If you do not have the experience to take on a large project, do not take it on. Even if the price is right. Chances are you won’t be able to complete it in time, and/or it will end up being a shoddy product that doesn’t work well (or at all). That sort of reputation will get attached to your name, making it difficult to land another project in the future. This also gives other programmers a bad name by passing along the idea that *all* programmers are incompetent. This isn’t so, and if you’re smart, this won’t apply to you.
So far, since I’ve only tackled smaller to medium-sized projects that weren’t very critical. I’ve built a reputation for putting together good, functioning web applications, and gained programming experience that way. This is the way it should be done–not the sink or swim method that many upcoming programmers tend to lean towards because in the programming world, unless you’re a total genius with this stuff…you’ll sink like a stone.

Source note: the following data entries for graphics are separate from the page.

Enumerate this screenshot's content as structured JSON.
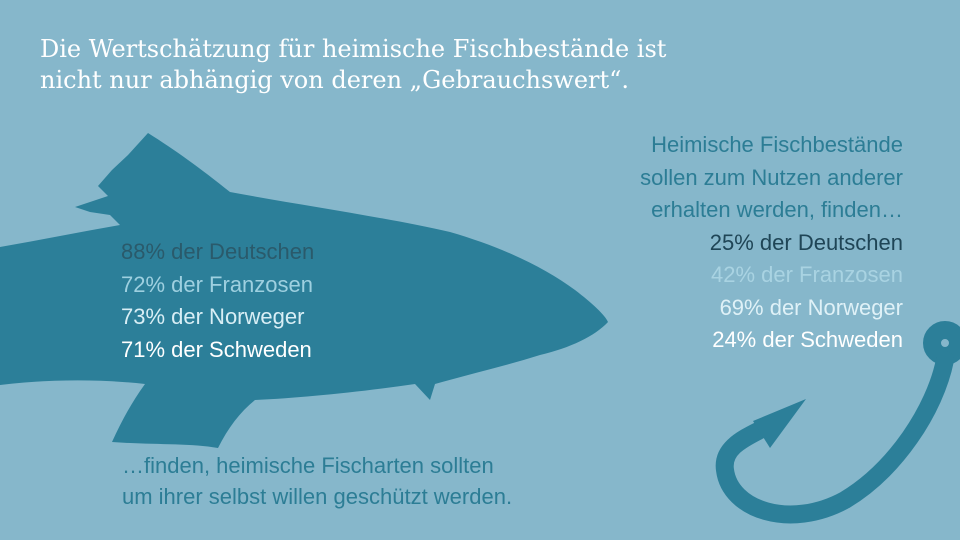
{
  "headline": {
    "line1": "Die Wertschätzung für heimische Fischbestände ist",
    "line2": "nicht nur abhängig von deren „Gebrauchswert“."
  },
  "left_stats": [
    {
      "text": "88% der Deutschen",
      "color": "#2a5a6b"
    },
    {
      "text": "72% der Franzosen",
      "color": "#9ed0e0"
    },
    {
      "text": "73% der Norweger",
      "color": "#d8eef5"
    },
    {
      "text": "71% der Schweden",
      "color": "#ffffff"
    }
  ],
  "bottom_text": {
    "line1": "…finden, heimische Fischarten sollten",
    "line2": "um ihrer selbst willen geschützt werden."
  },
  "right_intro": {
    "line1": "Heimische Fischbestände",
    "line2": "sollen zum Nutzen anderer",
    "line3": "erhalten werden, finden…"
  },
  "right_stats": [
    {
      "text": "25% der Deutschen",
      "color": "#1f4556"
    },
    {
      "text": "42% der Franzosen",
      "color": "#a9d3e2"
    },
    {
      "text": "69% der Norweger",
      "color": "#dff1f7"
    },
    {
      "text": "24% der Schweden",
      "color": "#ffffff"
    }
  ],
  "colors": {
    "background": "#86b7cb",
    "fish": "#2c7f99",
    "hook": "#2c7f99",
    "headline": "#ffffff"
  },
  "icons": {
    "fish": "fish-silhouette-icon",
    "hook": "fishing-hook-icon"
  }
}
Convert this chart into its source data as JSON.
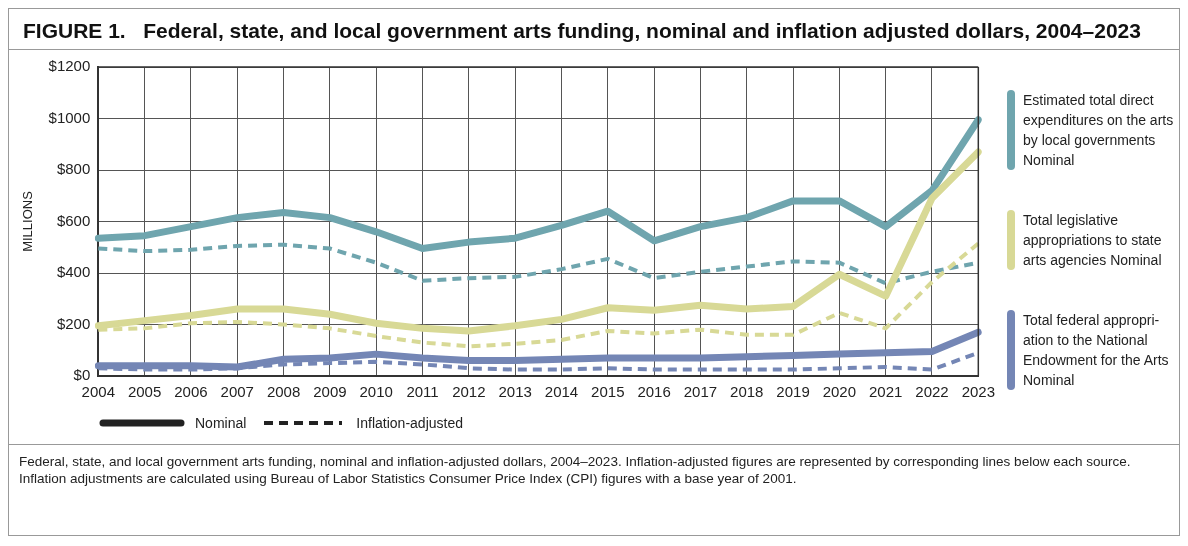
{
  "chart_data": {
    "type": "line",
    "title": "FIGURE 1.   Federal, state, and local government arts funding, nominal and inflation adjusted dollars, 2004–2023",
    "ylabel": "MILLIONS",
    "categories": [
      "2004",
      "2005",
      "2006",
      "2007",
      "2008",
      "2009",
      "2010",
      "2011",
      "2012",
      "2013",
      "2014",
      "2015",
      "2016",
      "2017",
      "2018",
      "2019",
      "2020",
      "2021",
      "2022",
      "2023"
    ],
    "series": [
      {
        "name": "Estimated total direct expenditures on the arts by local governments Nominal",
        "color": "#6fa5ae",
        "line_style": "solid",
        "values": [
          535,
          545,
          580,
          615,
          635,
          615,
          560,
          495,
          520,
          535,
          585,
          640,
          525,
          580,
          615,
          680,
          680,
          580,
          720,
          995
        ]
      },
      {
        "color": "#6fa5ae",
        "line_style": "dashed",
        "values": [
          495,
          485,
          490,
          505,
          510,
          495,
          440,
          370,
          380,
          385,
          415,
          455,
          380,
          405,
          425,
          445,
          440,
          360,
          405,
          440
        ]
      },
      {
        "name": "Total legislative appropriations to state arts agencies Nominal",
        "color": "#d8d996",
        "line_style": "solid",
        "values": [
          195,
          215,
          235,
          260,
          260,
          240,
          205,
          185,
          175,
          195,
          220,
          265,
          255,
          275,
          260,
          270,
          395,
          310,
          690,
          870
        ]
      },
      {
        "color": "#d8d996",
        "line_style": "dashed",
        "values": [
          180,
          185,
          205,
          210,
          200,
          185,
          155,
          130,
          115,
          125,
          140,
          175,
          165,
          180,
          160,
          160,
          245,
          185,
          365,
          515
        ]
      },
      {
        "name": "Total federal appropri-ation to the National Endowment for the Arts Nominal",
        "color": "#7486b5",
        "line_style": "solid",
        "values": [
          40,
          40,
          40,
          35,
          65,
          70,
          85,
          70,
          60,
          60,
          65,
          70,
          70,
          70,
          75,
          80,
          85,
          90,
          95,
          170
        ]
      },
      {
        "color": "#7486b5",
        "line_style": "dashed",
        "values": [
          30,
          25,
          25,
          30,
          45,
          50,
          55,
          45,
          30,
          25,
          25,
          30,
          25,
          25,
          25,
          25,
          30,
          35,
          25,
          90
        ]
      }
    ],
    "ylim": [
      0,
      1200
    ],
    "yticks": [
      {
        "value": 0,
        "label": "$0"
      },
      {
        "value": 200,
        "label": "$200"
      },
      {
        "value": 400,
        "label": "$400"
      },
      {
        "value": 600,
        "label": "$600"
      },
      {
        "value": 800,
        "label": "$800"
      },
      {
        "value": 1000,
        "label": "$1000"
      },
      {
        "value": 1200,
        "label": "$1200"
      }
    ],
    "grid": true,
    "legend": "right",
    "marker": "none",
    "annotations": [
      "Nominal",
      "Inflation-adjusted",
      "Federal, state, and local government arts funding, nominal and inflation-adjusted dollars, 2004–2023. Inflation-adjusted figures are represented by corresponding lines below each source.  Inflation adjustments are calculated using Bureau of Labor Statistics Consumer Price Index (CPI) figures with a base year of 2001."
    ]
  }
}
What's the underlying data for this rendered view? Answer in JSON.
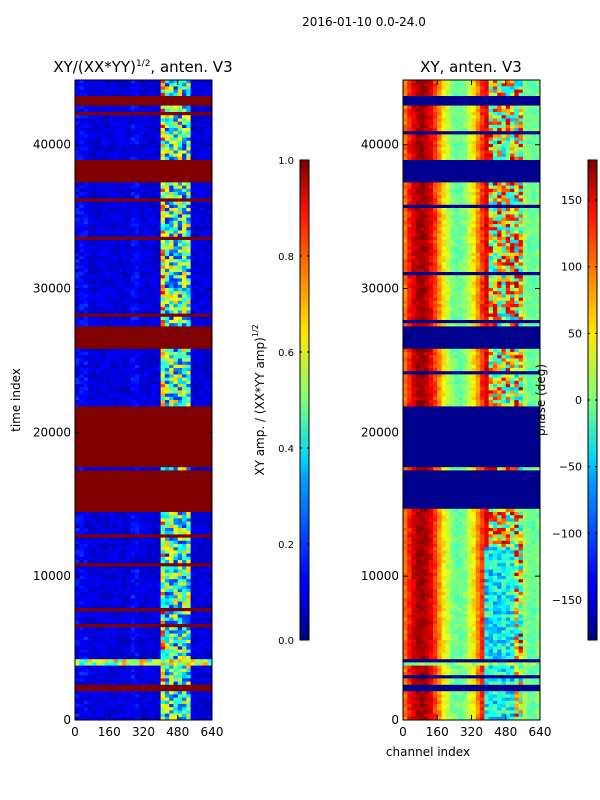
{
  "suptitle": "2016-01-10 0.0-24.0",
  "chart_data": [
    {
      "type": "heatmap",
      "title_main": "XY/(XX*YY)",
      "title_sup": "1/2",
      "title_rest": ", anten. V3",
      "xlabel": "",
      "ylabel": "time index",
      "xlim": [
        0,
        640
      ],
      "ylim": [
        0,
        44500
      ],
      "xticks": [
        "0",
        "160",
        "320",
        "480",
        "640"
      ],
      "yticks": [
        "0",
        "10000",
        "20000",
        "30000",
        "40000"
      ],
      "colorbar": {
        "label_main": "XY amp. / (XX*YY amp)",
        "label_sup": "1/2",
        "range": [
          0.0,
          1.0
        ],
        "ticks": [
          "0.0",
          "0.2",
          "0.4",
          "0.6",
          "0.8",
          "1.0"
        ]
      },
      "saturated_bands": [
        [
          1900,
          2400
        ],
        [
          14600,
          17300
        ],
        [
          17600,
          21800
        ],
        [
          25900,
          27300
        ],
        [
          37400,
          39000
        ],
        [
          42800,
          43400
        ]
      ]
    },
    {
      "type": "heatmap",
      "title": "XY, anten. V3",
      "xlabel": "channel index",
      "ylabel": "",
      "xlim": [
        0,
        640
      ],
      "ylim": [
        0,
        44500
      ],
      "xticks": [
        "0",
        "160",
        "320",
        "480",
        "640"
      ],
      "yticks": [
        "0",
        "10000",
        "20000",
        "30000",
        "40000"
      ],
      "colorbar": {
        "label": "phase (deg)",
        "range": [
          -180,
          180
        ],
        "ticks": [
          "150",
          "100",
          "50",
          "0",
          "−50",
          "−100",
          "−150"
        ]
      },
      "masked_bands": [
        [
          1900,
          2400
        ],
        [
          14600,
          17300
        ],
        [
          17600,
          21800
        ],
        [
          25900,
          27300
        ],
        [
          37400,
          39000
        ],
        [
          42800,
          43400
        ]
      ]
    }
  ],
  "colors": {
    "saturated": "#800000",
    "masked": "#00008f",
    "low": "#0000b4"
  }
}
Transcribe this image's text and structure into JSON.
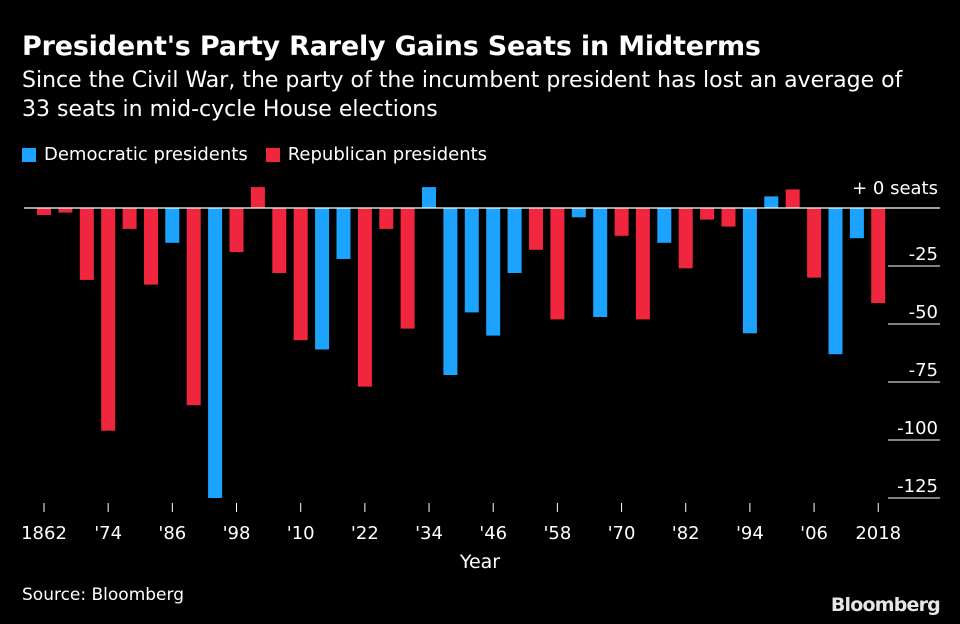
{
  "header": {
    "title": "President's Party Rarely Gains Seats in Midterms",
    "subtitle": "Since the Civil War, the party of the incumbent president has lost an average of 33 seats in mid-cycle House elections"
  },
  "legend": {
    "democratic_label": "Democratic presidents",
    "republican_label": "Republican presidents"
  },
  "colors": {
    "democratic": "#1ca3ff",
    "republican": "#f0263f"
  },
  "footer": {
    "source": "Source: Bloomberg",
    "logo": "Bloomberg"
  },
  "chart_data": {
    "type": "bar",
    "xlabel": "Year",
    "zero_label": "+ 0 seats",
    "ylim": [
      -128,
      10
    ],
    "y_ticks": [
      0,
      -25,
      -50,
      -75,
      -100,
      -125
    ],
    "y_tick_labels": [
      "-25",
      "-50",
      "-75",
      "-100",
      "-125"
    ],
    "x_tick_labels": [
      {
        "label": "1862",
        "year": 1862
      },
      {
        "label": "'74",
        "year": 1874
      },
      {
        "label": "'86",
        "year": 1886
      },
      {
        "label": "'98",
        "year": 1898
      },
      {
        "label": "'10",
        "year": 1910
      },
      {
        "label": "'22",
        "year": 1922
      },
      {
        "label": "'34",
        "year": 1934
      },
      {
        "label": "'46",
        "year": 1946
      },
      {
        "label": "'58",
        "year": 1958
      },
      {
        "label": "'70",
        "year": 1970
      },
      {
        "label": "'82",
        "year": 1982
      },
      {
        "label": "'94",
        "year": 1994
      },
      {
        "label": "'06",
        "year": 2006
      },
      {
        "label": "2018",
        "year": 2018
      }
    ],
    "series": [
      {
        "name": "Democratic presidents",
        "points": [
          {
            "x": 1886,
            "y": -15
          },
          {
            "x": 1894,
            "y": -125
          },
          {
            "x": 1914,
            "y": -61
          },
          {
            "x": 1918,
            "y": -22
          },
          {
            "x": 1934,
            "y": 9
          },
          {
            "x": 1938,
            "y": -72
          },
          {
            "x": 1942,
            "y": -45
          },
          {
            "x": 1946,
            "y": -55
          },
          {
            "x": 1950,
            "y": -28
          },
          {
            "x": 1962,
            "y": -4
          },
          {
            "x": 1966,
            "y": -47
          },
          {
            "x": 1978,
            "y": -15
          },
          {
            "x": 1994,
            "y": -54
          },
          {
            "x": 1998,
            "y": 5
          },
          {
            "x": 2010,
            "y": -63
          },
          {
            "x": 2014,
            "y": -13
          }
        ]
      },
      {
        "name": "Republican presidents",
        "points": [
          {
            "x": 1862,
            "y": -3
          },
          {
            "x": 1866,
            "y": -2
          },
          {
            "x": 1870,
            "y": -31
          },
          {
            "x": 1874,
            "y": -96
          },
          {
            "x": 1878,
            "y": -9
          },
          {
            "x": 1882,
            "y": -33
          },
          {
            "x": 1890,
            "y": -85
          },
          {
            "x": 1898,
            "y": -19
          },
          {
            "x": 1902,
            "y": 9
          },
          {
            "x": 1906,
            "y": -28
          },
          {
            "x": 1910,
            "y": -57
          },
          {
            "x": 1922,
            "y": -77
          },
          {
            "x": 1926,
            "y": -9
          },
          {
            "x": 1930,
            "y": -52
          },
          {
            "x": 1954,
            "y": -18
          },
          {
            "x": 1958,
            "y": -48
          },
          {
            "x": 1970,
            "y": -12
          },
          {
            "x": 1974,
            "y": -48
          },
          {
            "x": 1982,
            "y": -26
          },
          {
            "x": 1986,
            "y": -5
          },
          {
            "x": 1990,
            "y": -8
          },
          {
            "x": 2002,
            "y": 8
          },
          {
            "x": 2006,
            "y": -30
          },
          {
            "x": 2018,
            "y": -41
          }
        ]
      }
    ]
  }
}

In time, once you master the smaller, non-critical applications, you can move up to the larger, more complex and critical applications. Trying the “sink or swim” method on this sort of endeavor is suicide, especially with a limited skill set. Like with anything, you can’t become a master at it just by reading one of those “learn how to program in 48 hours” books. Sure, you can learn the basics to get you started, but don’t expect to handle Morgan Stanley’s investment system and get paid the big bucks to work with it.
So, the best way to bridge the gap between theory and actually working with the language is to start small and keep building. Soon you’ll have a decent portfolio and the reputation of being the go-to guy for getting the job done right, rather than being the fool who flubbed it up the first time around.